An Introduction to Support Vector Machines and Other Kernel-based Learning Methods by John Shawe-Taylor, Nello Cristianini
An Introduction to Support Vector Machines and Other Kernel-based Learning Methods John Shawe-Taylor, Nello Cristianini ebook
ISBN: 0521780195, 9780521780193
Page: 189
Format: chm
Publisher: Cambridge University Press
CRISTIANINI, N.; SHAWE-TAYLOR, J. Shawe-Taylor & Christianini (2004). The Shogun Toolbox is an extremely impressive meta-framework for incorporating support vector machine and kernel method-based supervised machine learning into various exploratory data analysis environments. The results show that In [6], a new supervised machine learning method was proposed to handle such problem based on conditional random fields (CRFs), and the results had shown a promising future. Kernel Methods for Pattern Analysis . Shawe-Taylor, An Introduction to Support Vector Machines: And Other Kernel-Based Learning Methods, Cambridge University Press, New York, NY, 2000. An Introduction to Support Vector Machines and other kernel-based learning methods . We follow the method introduced in [21] to solve this problem. It focuses on large scale machine learning, The introduction from the main site is worth citing: (Shogun's) focus is on large scale kernel methods and especially on Support Vector Machines (SVM) [1]. Support vector machines are a relatively new classification or prediction method developed by Cortes and Vapnik21 in the 1990s as a result of the collaboration between the statistical and the machine-learning research communities. Based upon the framework of the structural support vector machines, this paper proposes two approaches to the depth restoration towards different scenes, that is, margin rescaling and the slack rescaling.
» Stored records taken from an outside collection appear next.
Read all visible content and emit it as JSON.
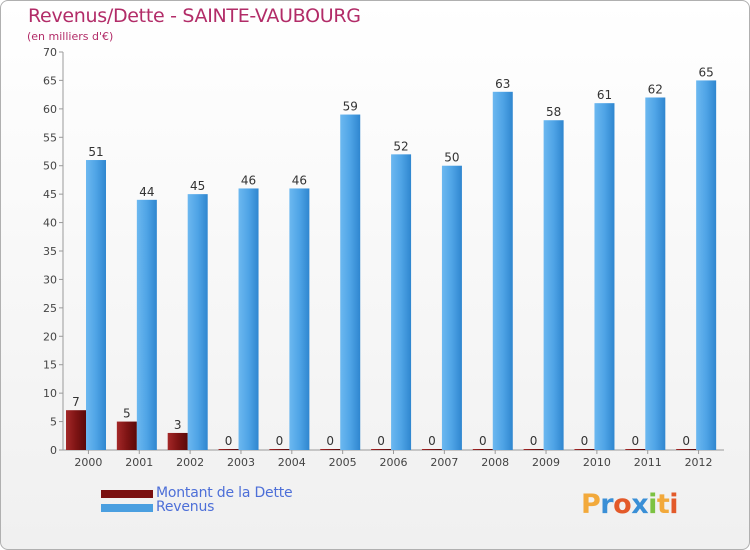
{
  "chart_data": {
    "type": "bar",
    "title": "Revenus/Dette - SAINTE-VAUBOURG",
    "subtitle": "(en milliers d'€)",
    "categories": [
      "2000",
      "2001",
      "2002",
      "2003",
      "2004",
      "2005",
      "2006",
      "2007",
      "2008",
      "2009",
      "2010",
      "2011",
      "2012"
    ],
    "series": [
      {
        "name": "Montant de la Dette",
        "color": "#7a1010",
        "values": [
          7,
          5,
          3,
          0,
          0,
          0,
          0,
          0,
          0,
          0,
          0,
          0,
          0
        ]
      },
      {
        "name": "Revenus",
        "color": "#4a9fe0",
        "values": [
          51,
          44,
          45,
          46,
          46,
          59,
          52,
          50,
          63,
          58,
          61,
          62,
          65
        ]
      }
    ],
    "ylim": [
      0,
      70
    ],
    "yticks": [
      0,
      5,
      10,
      15,
      20,
      25,
      30,
      35,
      40,
      45,
      50,
      55,
      60,
      65,
      70
    ],
    "grid": false,
    "legend_position": "bottom-left"
  },
  "logo": {
    "letters": [
      "P",
      "r",
      "o",
      "x",
      "i",
      "t",
      "i"
    ],
    "colors": [
      "#f2a93b",
      "#3a8fd6",
      "#e35a2a",
      "#3a8fd6",
      "#7cc242",
      "#f2a93b",
      "#e35a2a"
    ]
  }
}
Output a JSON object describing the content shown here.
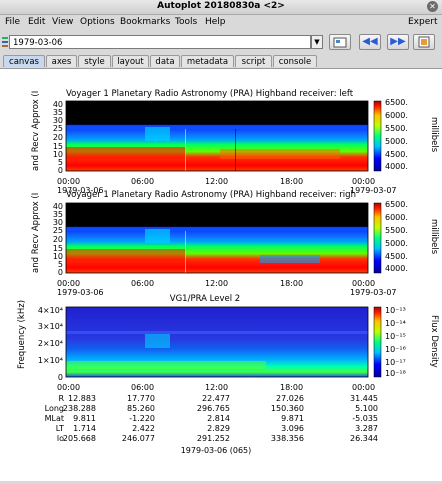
{
  "window": {
    "title": "Autoplot 20180830a <2>"
  },
  "menu": [
    "File",
    "Edit",
    "View",
    "Options",
    "Bookmarks",
    "Tools",
    "Help"
  ],
  "menu_right": "Expert",
  "toolbar": {
    "uri": "1979-03-06"
  },
  "tabs": [
    "canvas",
    "axes",
    "style",
    "layout",
    "data",
    "metadata",
    "script",
    "console"
  ],
  "active_tab": "canvas",
  "colors": {
    "tab_active": "#c8d8ee",
    "accent": "#2a5bd7"
  },
  "panels": [
    {
      "title": "Voyager 1 Planetary Radio Astronomy (PRA) Highband receiver: left",
      "ylabel": "and Recv Approx (I",
      "yticks": [
        "0",
        "5",
        "10",
        "15",
        "20",
        "25",
        "30",
        "35",
        "40"
      ],
      "cbar_label": "millibels",
      "cbar_ticks": [
        "6500.",
        "6000.",
        "5500.",
        "5000.",
        "4500.",
        "4000."
      ],
      "xticks": [
        "00:00",
        "06:00",
        "12:00",
        "18:00",
        "00:00"
      ],
      "xsub_left": "1979-03-06",
      "xsub_right": "1979-03-07"
    },
    {
      "title": "Voyager 1 Planetary Radio Astronomy (PRA) Highband receiver: righ",
      "ylabel": "and Recv Approx (I",
      "yticks": [
        "0",
        "5",
        "10",
        "15",
        "20",
        "25",
        "30",
        "35",
        "40"
      ],
      "cbar_label": "millibels",
      "cbar_ticks": [
        "6500.",
        "6000.",
        "5500.",
        "5000.",
        "4500.",
        "4000."
      ],
      "xticks": [
        "00:00",
        "06:00",
        "12:00",
        "18:00",
        "00:00"
      ],
      "xsub_left": "1979-03-06",
      "xsub_right": "1979-03-07"
    },
    {
      "title": "VG1/PRA Level 2",
      "ylabel": "Frequency (kHz)",
      "yticks": [
        "0",
        "1×10⁴",
        "2×10⁴",
        "3×10⁴",
        "4×10⁴"
      ],
      "cbar_label": "Flux Density",
      "cbar_ticks": [
        "10⁻¹³",
        "10⁻¹⁴",
        "10⁻¹⁵",
        "10⁻¹⁶",
        "10⁻¹⁷",
        "10⁻¹⁸"
      ],
      "xticks": [
        "00:00",
        "06:00",
        "12:00",
        "18:00",
        "00:00"
      ]
    }
  ],
  "ephemeris": {
    "labels": [
      "R",
      "Long",
      "MLat",
      "LT",
      "lo"
    ],
    "columns": [
      [
        "12.883",
        "238.288",
        "9.811",
        "1.714",
        "205.668"
      ],
      [
        "17.770",
        "85.260",
        "-1.220",
        "2.422",
        "246.077"
      ],
      [
        "22.477",
        "296.765",
        "2.814",
        "2.829",
        "291.252"
      ],
      [
        "27.026",
        "150.360",
        "9.871",
        "3.096",
        "338.356"
      ],
      [
        "31.445",
        "5.100",
        "-5.035",
        "3.287",
        "26.344"
      ]
    ],
    "date": "1979-03-06 (065)"
  }
}
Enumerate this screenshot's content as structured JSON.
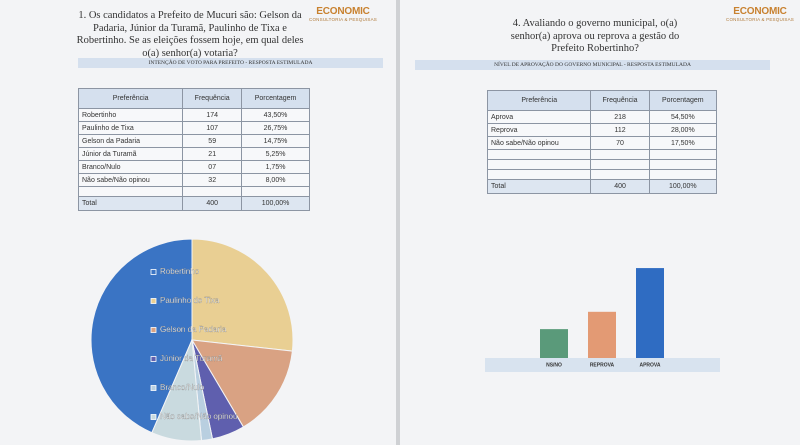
{
  "left_page": {
    "logo": "ECONOMIC",
    "logo_tagline": "CONSULTORIA & PESQUISAS",
    "question": "1. Os candidatos a Prefeito de Mucuri são: Gelson da Padaria, Júnior da Turamã, Paulinho de Tixa e Robertinho. Se as eleições fossem hoje, em qual deles o(a) senhor(a) votaria?",
    "section_header": "INTENÇÃO DE VOTO PARA PREFEITO - RESPOSTA ESTIMULADA",
    "table": {
      "columns": [
        "Preferência",
        "Frequência",
        "Porcentagem"
      ],
      "rows": [
        [
          "Robertinho",
          "174",
          "43,50%"
        ],
        [
          "Paulinho de Tixa",
          "107",
          "26,75%"
        ],
        [
          "Gelson da Padaria",
          "59",
          "14,75%"
        ],
        [
          "Júnior da Turamã",
          "21",
          "5,25%"
        ],
        [
          "Branco/Nulo",
          "07",
          "1,75%"
        ],
        [
          "Não sabe/Não opinou",
          "32",
          "8,00%"
        ]
      ],
      "total": [
        "Total",
        "400",
        "100,00%"
      ]
    }
  },
  "right_page": {
    "logo": "ECONOMIC",
    "logo_tagline": "CONSULTORIA & PESQUISAS",
    "question": "4. Avaliando o governo municipal, o(a) senhor(a) aprova ou reprova a gestão do Prefeito Robertinho?",
    "section_header": "NÍVEL DE APROVAÇÃO DO GOVERNO MUNICIPAL - RESPOSTA ESTIMULADA",
    "table": {
      "columns": [
        "Preferência",
        "Frequência",
        "Porcentagem"
      ],
      "rows": [
        [
          "Aprova",
          "218",
          "54,50%"
        ],
        [
          "Reprova",
          "112",
          "28,00%"
        ],
        [
          "Não sabe/Não opinou",
          "70",
          "17,50%"
        ]
      ],
      "total": [
        "Total",
        "400",
        "100,00%"
      ]
    }
  },
  "chart_data": [
    {
      "type": "pie",
      "categories": [
        "Robertinho",
        "Paulinho de Tixa",
        "Gelson da Padaria",
        "Júnior da Turamã",
        "Branco/Nulo",
        "Não sabe/Não opinou"
      ],
      "values": [
        43.5,
        26.75,
        14.75,
        5.25,
        1.75,
        8
      ],
      "colors": [
        "#3a74c4",
        "#e9cf93",
        "#d9a283",
        "#5f5fae",
        "#b9cfe0",
        "#c9dadf"
      ]
    },
    {
      "type": "bar",
      "categories": [
        "NS/NO",
        "REPROVA",
        "APROVA"
      ],
      "values": [
        17.5,
        28,
        54.5
      ],
      "colors": [
        "#5a9a7a",
        "#e39a74",
        "#2f6cc2"
      ]
    }
  ]
}
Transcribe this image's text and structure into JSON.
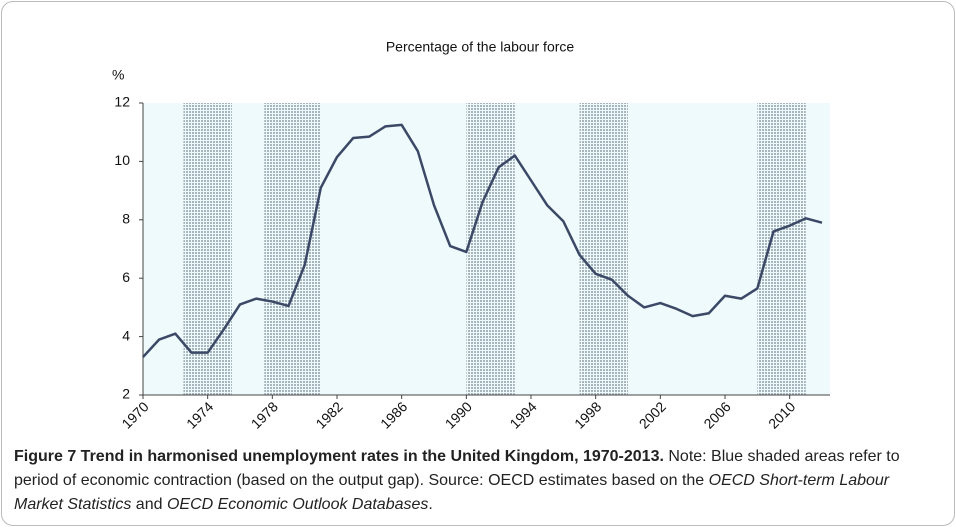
{
  "chart_data": {
    "type": "line",
    "subtitle": "Percentage of the labour force",
    "y_unit": "%",
    "x": [
      1970,
      1971,
      1972,
      1973,
      1974,
      1975,
      1976,
      1977,
      1978,
      1979,
      1980,
      1981,
      1982,
      1983,
      1984,
      1985,
      1986,
      1987,
      1988,
      1989,
      1990,
      1991,
      1992,
      1993,
      1994,
      1995,
      1996,
      1997,
      1998,
      1999,
      2000,
      2001,
      2002,
      2003,
      2004,
      2005,
      2006,
      2007,
      2008,
      2009,
      2010,
      2011,
      2012
    ],
    "values": [
      3.3,
      3.9,
      4.1,
      3.45,
      3.45,
      4.25,
      5.1,
      5.3,
      5.2,
      5.05,
      6.45,
      9.1,
      10.15,
      10.8,
      10.85,
      11.2,
      11.25,
      10.35,
      8.5,
      7.1,
      6.9,
      8.6,
      9.8,
      10.2,
      9.35,
      8.5,
      7.95,
      6.8,
      6.15,
      5.95,
      5.4,
      5.0,
      5.15,
      4.95,
      4.7,
      4.8,
      5.4,
      5.3,
      5.65,
      7.6,
      7.8,
      8.05,
      7.9
    ],
    "color": "#3b4866",
    "xlim": [
      1970,
      2012
    ],
    "xticks": [
      1970,
      1974,
      1978,
      1982,
      1986,
      1990,
      1994,
      1998,
      2002,
      2006,
      2010
    ],
    "ylim": [
      2,
      12
    ],
    "yticks": [
      2,
      4,
      6,
      8,
      10,
      12
    ],
    "background": "#eefafc",
    "shade_color": "#a9b5bd",
    "shaded_periods": [
      [
        1972.5,
        1975.5
      ],
      [
        1977.5,
        1981
      ],
      [
        1990,
        1993
      ],
      [
        1997,
        2000
      ],
      [
        2008,
        2011
      ]
    ]
  },
  "caption": {
    "title": "Figure 7 Trend in harmonised unemployment rates in the United Kingdom, 1970-2013.",
    "note": " Note: Blue shaded areas refer to period of economic contraction (based on the output gap). Source: OECD estimates based on the ",
    "source1": "OECD Short-term Labour Market Statistics",
    "joiner": " and ",
    "source2": "OECD Economic Outlook Databases",
    "end": "."
  }
}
The subsequent predictive models are trained with support vector machines introducing the variables sequentially from a ranked list based on the variable importance. Christianini & Shawe-Taylor (2000). In this work, we provide extended details of our methodology and also present analysis that tests the performance of different supervised machine learning methods and investigates the discriminative influence of the proposed features. Cambridge: Cambridge University Press, 2000. An Introduction to Support Vector Machines and other kernel-based learning methods.